Начальство затеяло зимний клуб и назначило новую работу – ломать камень. Губари возвращались с неё запылёнными, серыми от усталости, а во дворе гауптвахты их встречал замполит. Прежде он начкаром почти не заступал – некому было проводить политзанятия, а теперь зачастил.
– Ну, что, походим вместо Мечина? Он ведь у нас ходить не любит, – объяснял он и начинал гонять строевым.
Три дня объяснял по три часа, и Пашка сломался. Выводной приник жадным ухом к двери и не поверил.
– Ну, что, Мечин, стал человеком?
– Так точно.
– А будешь нарушать устав?
– Никак нет.
И Пашку отпустили. Почерневшего, худого, вернули его в палатку, но было такое ощущение – не вернули. Он стал молчаливым, сосредоточенным и серьёзным, на все вопросы отвечал «так точно» и «никак нет» или не отвечал совсем. Никуда не рвался, ничего не хотел, и целыми часами смотрел в одну точку, а в точке этой ничего не было – пустота.

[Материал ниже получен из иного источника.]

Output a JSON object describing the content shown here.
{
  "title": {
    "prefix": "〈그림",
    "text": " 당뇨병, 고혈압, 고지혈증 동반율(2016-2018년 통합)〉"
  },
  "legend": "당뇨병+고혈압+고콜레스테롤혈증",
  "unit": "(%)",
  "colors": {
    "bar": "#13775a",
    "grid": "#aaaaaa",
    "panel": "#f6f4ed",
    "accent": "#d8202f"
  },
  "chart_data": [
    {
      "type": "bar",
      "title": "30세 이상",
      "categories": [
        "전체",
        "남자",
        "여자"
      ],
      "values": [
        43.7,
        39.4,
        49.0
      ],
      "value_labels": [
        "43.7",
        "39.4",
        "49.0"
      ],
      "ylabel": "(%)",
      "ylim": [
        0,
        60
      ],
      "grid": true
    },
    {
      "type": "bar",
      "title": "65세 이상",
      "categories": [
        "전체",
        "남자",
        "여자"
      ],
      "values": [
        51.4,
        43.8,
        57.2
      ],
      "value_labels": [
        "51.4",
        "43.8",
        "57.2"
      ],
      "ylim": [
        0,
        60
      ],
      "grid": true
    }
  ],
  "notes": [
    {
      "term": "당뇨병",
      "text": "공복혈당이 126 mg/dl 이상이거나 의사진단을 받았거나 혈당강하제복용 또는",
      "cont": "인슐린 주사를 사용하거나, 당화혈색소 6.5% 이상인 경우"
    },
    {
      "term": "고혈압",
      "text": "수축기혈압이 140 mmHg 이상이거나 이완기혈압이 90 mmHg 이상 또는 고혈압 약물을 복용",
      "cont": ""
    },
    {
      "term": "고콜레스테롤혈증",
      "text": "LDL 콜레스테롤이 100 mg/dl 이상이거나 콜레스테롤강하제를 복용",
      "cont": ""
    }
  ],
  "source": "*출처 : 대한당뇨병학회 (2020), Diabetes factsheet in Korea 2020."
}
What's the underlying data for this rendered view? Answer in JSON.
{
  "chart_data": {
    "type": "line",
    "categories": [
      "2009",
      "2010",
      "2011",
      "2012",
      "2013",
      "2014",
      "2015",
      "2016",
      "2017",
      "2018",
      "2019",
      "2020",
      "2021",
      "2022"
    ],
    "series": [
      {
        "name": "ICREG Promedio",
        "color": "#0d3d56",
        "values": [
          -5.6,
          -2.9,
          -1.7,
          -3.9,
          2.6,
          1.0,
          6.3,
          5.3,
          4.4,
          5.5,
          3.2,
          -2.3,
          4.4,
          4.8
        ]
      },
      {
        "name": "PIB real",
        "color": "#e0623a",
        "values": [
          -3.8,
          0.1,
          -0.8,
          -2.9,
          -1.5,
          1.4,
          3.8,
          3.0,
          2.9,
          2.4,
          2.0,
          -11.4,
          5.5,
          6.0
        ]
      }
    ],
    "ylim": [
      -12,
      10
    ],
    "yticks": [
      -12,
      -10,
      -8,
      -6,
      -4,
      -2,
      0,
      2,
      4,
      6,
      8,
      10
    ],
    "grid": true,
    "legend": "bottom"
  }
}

Это был совсем другой Пашка, а прежнего, заводного, оставили на «губе», на «губе» осталась бесшабашная, непотопляемая его лихость.

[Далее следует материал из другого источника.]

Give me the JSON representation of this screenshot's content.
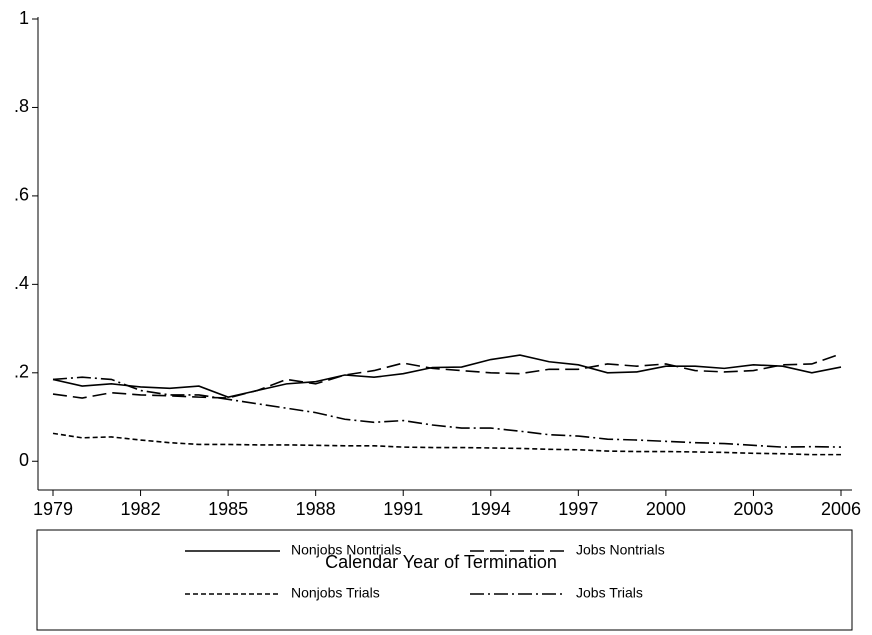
{
  "chart_data": {
    "type": "line",
    "x_label": "Calendar Year of Termination",
    "x": [
      1979,
      1980,
      1981,
      1982,
      1983,
      1984,
      1985,
      1986,
      1987,
      1988,
      1989,
      1990,
      1991,
      1992,
      1993,
      1994,
      1995,
      1996,
      1997,
      1998,
      1999,
      2000,
      2001,
      2002,
      2003,
      2004,
      2005,
      2006
    ],
    "series": [
      {
        "name": "Nonjobs Nontrials",
        "color": "#000000",
        "dash": "none",
        "values": [
          0.185,
          0.17,
          0.175,
          0.168,
          0.165,
          0.17,
          0.145,
          0.16,
          0.175,
          0.18,
          0.195,
          0.19,
          0.198,
          0.212,
          0.213,
          0.23,
          0.24,
          0.225,
          0.218,
          0.2,
          0.202,
          0.215,
          0.215,
          0.21,
          0.218,
          0.215,
          0.2,
          0.213
        ]
      },
      {
        "name": "Jobs Nontrials",
        "color": "#000000",
        "dash": "14 6",
        "values": [
          0.152,
          0.143,
          0.155,
          0.15,
          0.148,
          0.145,
          0.143,
          0.16,
          0.185,
          0.175,
          0.195,
          0.205,
          0.222,
          0.21,
          0.205,
          0.2,
          0.198,
          0.208,
          0.208,
          0.22,
          0.215,
          0.22,
          0.205,
          0.202,
          0.205,
          0.218,
          0.22,
          0.243
        ]
      },
      {
        "name": "Nonjobs Trials",
        "color": "#000000",
        "dash": "5 3",
        "values": [
          0.063,
          0.053,
          0.055,
          0.048,
          0.042,
          0.038,
          0.038,
          0.037,
          0.037,
          0.036,
          0.035,
          0.035,
          0.032,
          0.031,
          0.031,
          0.03,
          0.029,
          0.027,
          0.026,
          0.023,
          0.022,
          0.022,
          0.021,
          0.02,
          0.018,
          0.017,
          0.015,
          0.015
        ]
      },
      {
        "name": "Jobs Trials",
        "color": "#000000",
        "dash": "14 4 2 4",
        "values": [
          0.185,
          0.19,
          0.185,
          0.16,
          0.15,
          0.15,
          0.14,
          0.13,
          0.12,
          0.11,
          0.095,
          0.088,
          0.092,
          0.082,
          0.075,
          0.075,
          0.068,
          0.06,
          0.057,
          0.05,
          0.048,
          0.045,
          0.042,
          0.04,
          0.036,
          0.032,
          0.033,
          0.032
        ]
      }
    ],
    "xlim": [
      1979,
      2006
    ],
    "xticks": [
      1979,
      1982,
      1985,
      1988,
      1991,
      1994,
      1997,
      2000,
      2003,
      2006
    ],
    "ylim": [
      -0.065,
      1
    ],
    "yticks": [
      0,
      {
        "value": 0.2,
        "label": ".2"
      },
      {
        "value": 0.4,
        "label": ".4"
      },
      {
        "value": 0.6,
        "label": ".6"
      },
      {
        "value": 0.8,
        "label": ".8"
      },
      1
    ],
    "legend": "bottom"
  }
}
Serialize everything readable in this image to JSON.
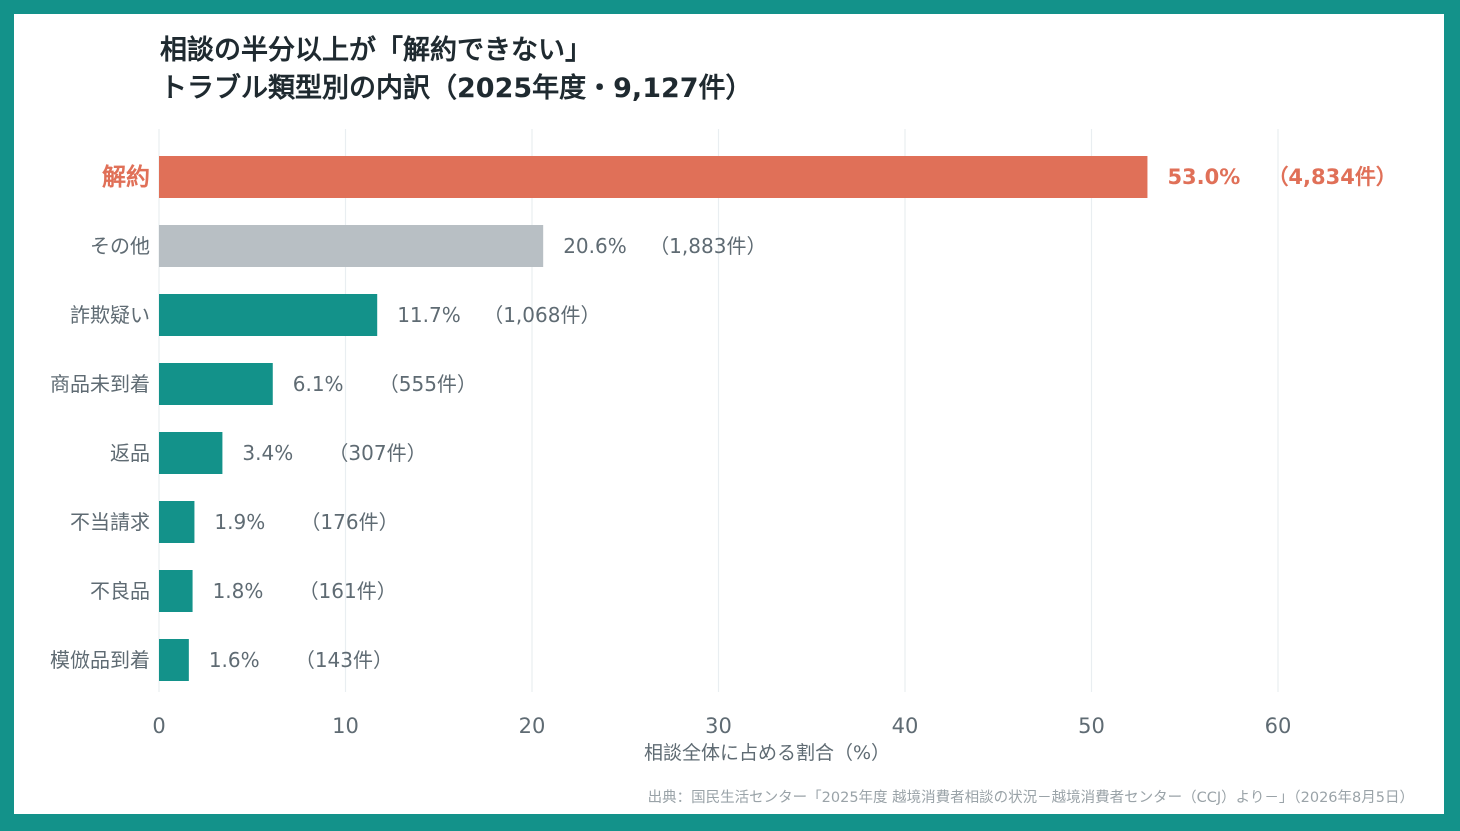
{
  "title": {
    "line1": "相談の半分以上が「解約できない」",
    "line2": "トラブル類型別の内訳（2025年度・9,127件）"
  },
  "source": "出典：国民生活センター「2025年度 越境消費者相談の状況－越境消費者センター（CCJ）より－」（2026年8月5日）",
  "colors": {
    "background": "#13928a",
    "highlight": "#e07058",
    "other": "#b8bfc4",
    "default": "#13928a",
    "label": "#5f6b73"
  },
  "chart_data": {
    "type": "bar",
    "orientation": "horizontal",
    "categories": [
      "解約",
      "その他",
      "詐欺疑い",
      "商品未到着",
      "返品",
      "不当請求",
      "不良品",
      "模倣品到着"
    ],
    "values": [
      53.0,
      20.6,
      11.7,
      6.1,
      3.4,
      1.9,
      1.8,
      1.6
    ],
    "counts": [
      4834,
      1883,
      1068,
      555,
      307,
      176,
      161,
      143
    ],
    "value_labels": [
      "53.0%",
      "20.6%",
      "11.7%",
      "6.1%",
      "3.4%",
      "1.9%",
      "1.8%",
      "1.6%"
    ],
    "count_labels": [
      "（4,834件）",
      "（1,883件）",
      "（1,068件）",
      "（555件）",
      "（307件）",
      "（176件）",
      "（161件）",
      "（143件）"
    ],
    "highlight_category": "解約",
    "muted_category": "その他",
    "xlabel": "相談全体に占める割合（%）",
    "ylabel": "",
    "xlim": [
      0,
      65
    ],
    "xticks": [
      0,
      10,
      20,
      30,
      40,
      50,
      60
    ],
    "grid": "vertical"
  }
}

Ему, конечно, сочувствовали, и всё понимали, но и сочувствовали другому, прежнему Пашке, а этого понять не могли. Молчит, сидит и думает, – непонятно. И батальон заскучал, некому стало заряжать и горланить «Варяга». Единственным, кто выглядел довольным, был замполит:
– Вот видите, даже Мечин справляется, а вы?.. – подгонял он на марш-броске.
И Пашка действительно справлялся, не смотря на хромоту, справлялся, не смотря ни на что. Ни единого замечания не нашлось для него у старшины, ни малейших нареканий не высказал ротный. Поэтому, когда стали думать, оставить его с караулом или зачислить на выход в рейд, замполит возражать не стал. Наоборот, поддержал:
– А что? Солдат как солдат…Я думаю, не подведёт.
К новому, притихшему Пашке он относился почти с симпатией, выделял его как хорошую работу. Но сам Пашка себя не выделял. Молча собрался, тихонько влез на броню и стал совершенно незаметным, – солдат как солдат. Но едва батальон углубился в «зелёнку», едва поднялся с первого привала, замполит вдруг заметил взгляд – тяжёлый, пристальный, исподлобья. Рядовой Мечин смотрел ему в спину – рука на спуске, предохранитель вниз – вот-вот и шарахнет. «Вот паразит! О чём только думает! – поёжился замполит и похолодел. – Об этом и думает, и всё время думал! Сволочь какая, скотина, гад!». И, главное, ничего не скажешь: у всех на спуске, и предохранитель у всех.
– Чего уставился?
– Никак нет, – ухмыльнулся Пашка.
– Давно не видел?
– Так точно, – обрадовался он и загорланил «Варяга».
И в тот же день рванул в одиночку ДШК, набил морду танкисту и приволок откуда-то барана, да такого огромного, что даже взводный не выдержал:
– Ну, чёрт медицинский! – восхитился он. – Медицина хренова!
И все вдруг узнали – Пашка, бесшабашный, весёлый, свой, а замполита наоборот, не узнали. Каким-то дёрганым стал замполит, нервным, от малейшего звука вздрагивал, от каждой чепухи психовал, и всё время оглядывался, всё время чего-то ждал. А дальше – больше.